NOT A LIE IF YOU BELIEVE IT. Let's return to the subject of Robert Kagan's odd column accusing people who changed their mind about Iraq -- or even, in Al Gore's case, people who didn't change their minds about Iraq -- of dishonesty. Commenting on the article, Eric Alterman, like Jon Chait, was particularly distressed about this because both of them thought of Kagan as a decent, honest exponent of the other side's views. I think this sort of misconstrues the situation. The whole value of reading honest adversaries like Kagan is that you get to see the genuinely ridiculous elements of their worldview. If that business had been in a Hugh Hewitt column, I would just dismiss it as typical partisan propaganda. But that's not Kagan's style -- he must genuinely think that if a person is hawkish about some stuff, or hawkish some of the time, he has a duty to be hawkish about everything, all the time.
Think back to Kagan's book, Of Paradise and Power: America Versus Europe in the New World Order (see also the short version). This is a curious book, with both an interesting and insightful component and an utterly ridiculous one. The valuable element is the observation that American and European views of international relations don't come out of vacuums. Europeans live in countries with relatively weak militaries embedded in a very strong and effective international institution, while Americans have a gigantic military and exercise hegemonic control over our continent. Thus, Americans are inclined to see problems as amenable to resolution through unilateral force, while Europeans are inclined to see them as amenable to resolution through multilateral diplomacy.

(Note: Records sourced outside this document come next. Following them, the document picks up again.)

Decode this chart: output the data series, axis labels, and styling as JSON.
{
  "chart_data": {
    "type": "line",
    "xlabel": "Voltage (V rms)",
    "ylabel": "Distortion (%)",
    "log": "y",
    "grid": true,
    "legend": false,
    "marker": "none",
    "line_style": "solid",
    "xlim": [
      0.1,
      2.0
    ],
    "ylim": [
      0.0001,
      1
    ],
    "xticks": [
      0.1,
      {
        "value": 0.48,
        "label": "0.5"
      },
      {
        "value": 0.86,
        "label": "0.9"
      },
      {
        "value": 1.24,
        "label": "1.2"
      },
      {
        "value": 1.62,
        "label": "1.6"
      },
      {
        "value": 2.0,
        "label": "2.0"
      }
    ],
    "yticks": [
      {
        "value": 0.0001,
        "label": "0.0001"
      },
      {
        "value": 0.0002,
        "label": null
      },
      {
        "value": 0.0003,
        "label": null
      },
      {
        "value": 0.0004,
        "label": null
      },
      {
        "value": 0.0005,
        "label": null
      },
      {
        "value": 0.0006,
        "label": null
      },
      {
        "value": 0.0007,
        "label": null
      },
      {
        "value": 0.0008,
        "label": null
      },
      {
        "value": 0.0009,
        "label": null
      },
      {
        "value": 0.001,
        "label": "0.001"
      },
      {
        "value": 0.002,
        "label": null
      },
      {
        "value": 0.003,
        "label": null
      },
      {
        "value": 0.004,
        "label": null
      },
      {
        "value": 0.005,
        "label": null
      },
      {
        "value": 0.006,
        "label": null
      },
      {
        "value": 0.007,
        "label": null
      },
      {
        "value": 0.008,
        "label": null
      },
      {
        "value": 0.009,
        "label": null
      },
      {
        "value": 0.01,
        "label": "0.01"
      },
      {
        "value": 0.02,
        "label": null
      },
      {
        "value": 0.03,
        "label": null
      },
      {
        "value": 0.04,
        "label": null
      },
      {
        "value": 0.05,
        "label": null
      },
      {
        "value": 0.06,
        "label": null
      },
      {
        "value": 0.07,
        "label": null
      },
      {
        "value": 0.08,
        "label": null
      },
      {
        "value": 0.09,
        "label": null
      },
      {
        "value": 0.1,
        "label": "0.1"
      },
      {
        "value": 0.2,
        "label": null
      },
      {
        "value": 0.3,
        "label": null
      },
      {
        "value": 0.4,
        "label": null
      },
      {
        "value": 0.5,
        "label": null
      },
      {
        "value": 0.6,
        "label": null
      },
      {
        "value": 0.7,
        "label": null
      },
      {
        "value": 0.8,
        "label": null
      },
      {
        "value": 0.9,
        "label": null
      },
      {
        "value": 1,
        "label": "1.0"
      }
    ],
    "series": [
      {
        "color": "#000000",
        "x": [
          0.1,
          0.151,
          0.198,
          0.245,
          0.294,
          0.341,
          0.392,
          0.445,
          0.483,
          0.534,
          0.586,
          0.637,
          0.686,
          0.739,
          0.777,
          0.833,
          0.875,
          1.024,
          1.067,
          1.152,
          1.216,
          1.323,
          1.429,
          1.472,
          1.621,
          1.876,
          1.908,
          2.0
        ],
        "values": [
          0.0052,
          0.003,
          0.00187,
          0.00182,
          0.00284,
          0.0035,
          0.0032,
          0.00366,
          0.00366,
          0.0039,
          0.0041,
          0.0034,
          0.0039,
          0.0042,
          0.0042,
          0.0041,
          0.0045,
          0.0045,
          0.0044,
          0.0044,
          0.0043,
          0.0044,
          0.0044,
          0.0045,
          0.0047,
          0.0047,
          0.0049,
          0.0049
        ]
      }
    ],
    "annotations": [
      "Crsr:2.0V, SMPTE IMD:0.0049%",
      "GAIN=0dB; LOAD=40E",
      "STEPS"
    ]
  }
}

But instead of drawing from this the conclusion that Americans and Europeans alike should endeavor to check and correct for our biases, or that these contrasting perspectives are what makes transatlantic cooperation so vital and necessary, or that wise leader should seek to find a compromise position, or any number of reasonable things, he concludes that American biases are always correct and European ones always wrong. This is basically consistent with his apparent belief that it makes no sense to be hawkish sometimes but not other times. I don't think he's smearing Gore or anyone else, I think this is genuinely the view.